# Montana Elk Hunt



## shanny28757 (Feb 11, 2006)

buckykm1 said:


> Not to much in the area that I hunt, but I think that a lot of the reason is I hunt a Grizzly area, and there are several attaches every year. and that tends to keep people away.
> 
> Kevin



Yea, I'd say that Griz are a good deterrent! Have you had any run ins or close calls while hunting?


----------



## buckykm1 (Dec 19, 2011)

shanny28757 said:


> Yea, I'd say that Griz are a good deterrent! Have you had any run ins or close calls while hunting?



I haven't yet, but I don't ever even go outside at Camp without my Glock on, and I always carry when scouting.
3 different Bow hunters got tore up really bad just a few miles from where I hunt during bow season.
I like to get out on the mountain 1 to 2 hours before first light, and I don't mind saying it makes me a little nervous sometimes.

Kevin


----------



## storm (Jul 18, 2009)

Congratulations on 2 nice bulls and a great camp !
I've been considering Montana instead of going back to Colorado, but the Grizz issue has kept me from it so far.
Good job.


----------



## buckykm1 (Dec 19, 2011)

storm said:


> Congratulations on 2 nice bulls and a great camp !
> I've been considering Montana instead of going back to Colorado, but the Grizz issue has kept me from it so far.
> Good job.



in the western third of Montana the Grizzly attaches are going up ever year.
we stopped at the local Ranger Station and talked with them for a while, and they said the problem is getting worst every year.
there is talk of having a Season on them to thin the population down some, But so far it is just talk.

Kevin


----------



## storm (Jul 18, 2009)

Could I ask what elevation you hunt ? We are 9500 to 11,000 ft. in Co. in very steep stuff.
They will probably have a season on Brown bears sometime, but most likely the quota will be so small it won't have a big impact .


----------



## WILDCATWICK (Mar 11, 2002)

buckykm1 said:


> in the western third of Montana the Grizzly attaches are going up ever year.
> we stopped at the local Ranger Station and talked with them for a while, and they said the problem is getting worst every year.
> there is talk of having a Season on them to thin the population down some, But so far it is just talk.
> 
> Kevin


It Has been getting bad. I've been seeing them on floats in certain drainage's. I have no idea what zone or drainage your in but in a couple of them the griz know gunshots mean food. It's an area I won't hunt alone and even hate fishing by myself as it's hard to hear anything over the water and hard to always be on the lookout. Never go with out spray. It looks like game numbers are up at that check in.


----------



## buckykm1 (Dec 19, 2011)

storm said:


> Could I ask what elevation you hunt ? We are 9500 to 11,000 ft. in Co. in very steep stuff.
> They will probably have a season on Brown bears sometime, but most likely the quota will be so small it won't have a big impact .

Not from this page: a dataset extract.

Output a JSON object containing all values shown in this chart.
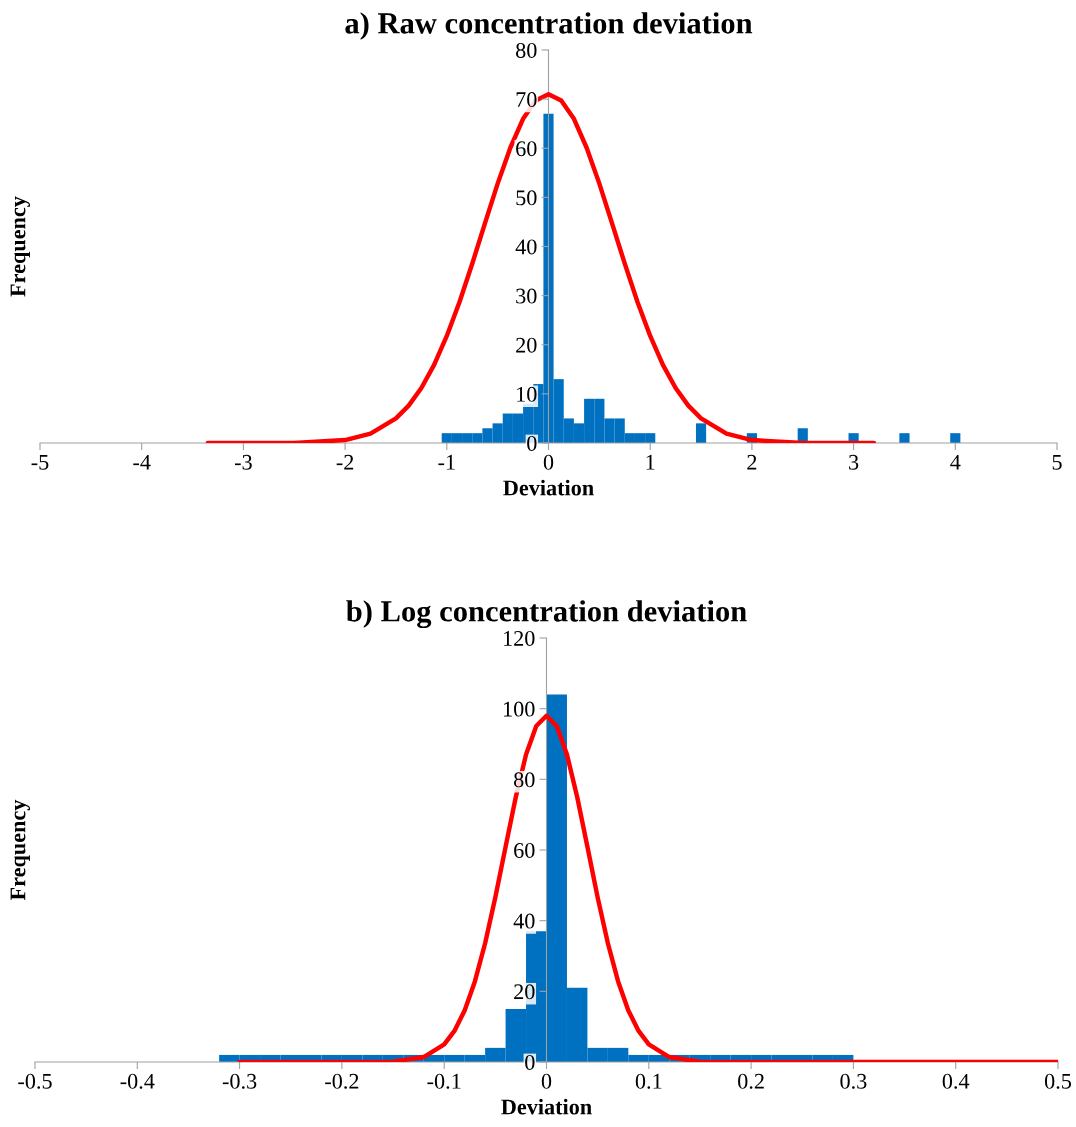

I Camp at 6,500', and most of my hunting is 7,500' to 8,500', but a couple of my spots are pushing 10,000'


----------



## buckykm1 (Dec 19, 2011)

WILDCATWICK said:


> It Has been getting bad. I've been seeing them on floats in certain drainage's. I have no idea what zone or drainage your in but in a couple of them the griz know gunshots mean food. It's an area I won't hunt alone and even hate fishing by myself as it's hard to hear anything over the water and hard to always be on the lookout. Never go with out spray. It looks like game numbers are up at that check in.


That is exactly what they told us at the Ranger station too, with No hunting season on the Grizzlies, they have No fear of humans at all, and will come to the gun shots.
I hunt Region 3. and from what I have been told, it has the highest Grizzly population in the State ?.

Kevin


----------